RLC Parameters of a Two-Wire Line with the Finite Element Method
Marc Boulé
TL;DR
This work develops a three-field finite-element approach to extract per-unit-length DC/low-frequency RLC parameters for a pair of insulated parallel wires. It couples electrostatics in the insulator, electrokinetics in the conductor, and magnetostatics in the domain, solved with weak formulations in an open-boundary 3D setting using ONELAB/GetDP. An exact open-domain treatment is achieved via cylindrical shell transformations (with $r_b$ and $r_e$) or alternative IABC boundaries, enabling accurate energy and power integrals for RLC extraction, even with a geometric defect. Validation against analytical results for uninsulated wires and against Altair Flux confirms accurate $R$, $L$, and $C$ per unit length and demonstrates the influence of insulation and defects, providing an open-source, end-to-end workflow for 3D RLC extraction in complex conductor geometries.
Abstract
This tutorial paper shows how to compute the DC (or low-frequency) resistance, inductance and capacitance of a pair of parallel wires using the finite element method.
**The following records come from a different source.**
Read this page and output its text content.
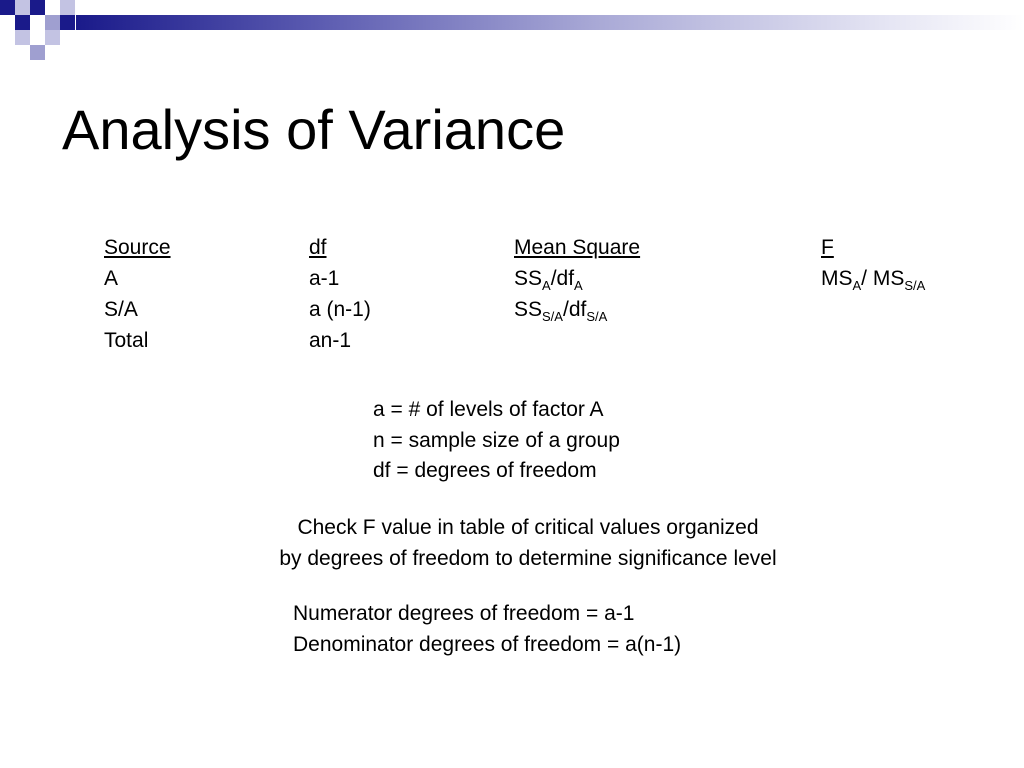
Analysis of Variance
Source	df	Mean Square	F
A	a-1	$SS_A/df_A$	$MS_A/$ $MS_{S/A}$
S/A	a (n-1)	$SS_{S/A}/df_{S/A}$
Total	an-1
a = # of levels of factor A
n = sample size of a group
df = degrees of freedom
Check F value in table of critical values organized
by degrees of freedom to determine significance level
Numerator degrees of freedom = a-1
Denominator degrees of freedom = a(n-1)
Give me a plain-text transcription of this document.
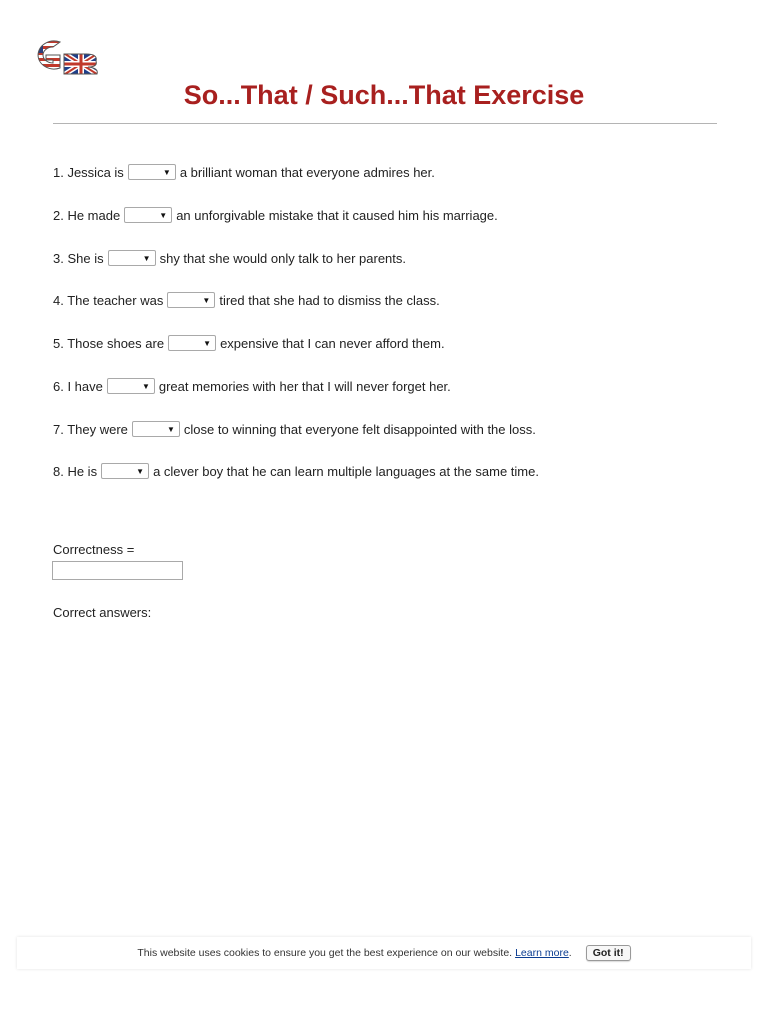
So...That / Such...That Exercise
1. Jessica is	▼ a brilliant woman that everyone admires her.
2. He made	▼ an unforgivable mistake that it caused him his marriage.
3. She is	▼ shy that she would only talk to her parents.
4. The teacher was	▼ tired that she had to dismiss the class.
5. Those shoes are	▼ expensive that I can never afford them.
6. I have	▼ great memories with her that I will never forget her.
7. They were	▼ close to winning that everyone felt disappointed with the loss.
8. He is	▼ a clever boy that he can learn multiple languages at the same time.
Correctness =
Correct answers:
This website uses cookies to ensure you get the best experience on our website. Learn more .	Got it!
A three-dimensional infinite domain (open boundary) modeling of electrostatic and magnetostatic fields is presented, along with the electrokinetic formulation for the current flow inside the wires. The effects of the insulation and of a proposed physical defect in the wires are also considered. The open-source ONELAB software is used to perform the simulations and the code listing is provided. Comparisons using analytical models (when applicable) and the Altair Flux software are performed to help validate the simulations.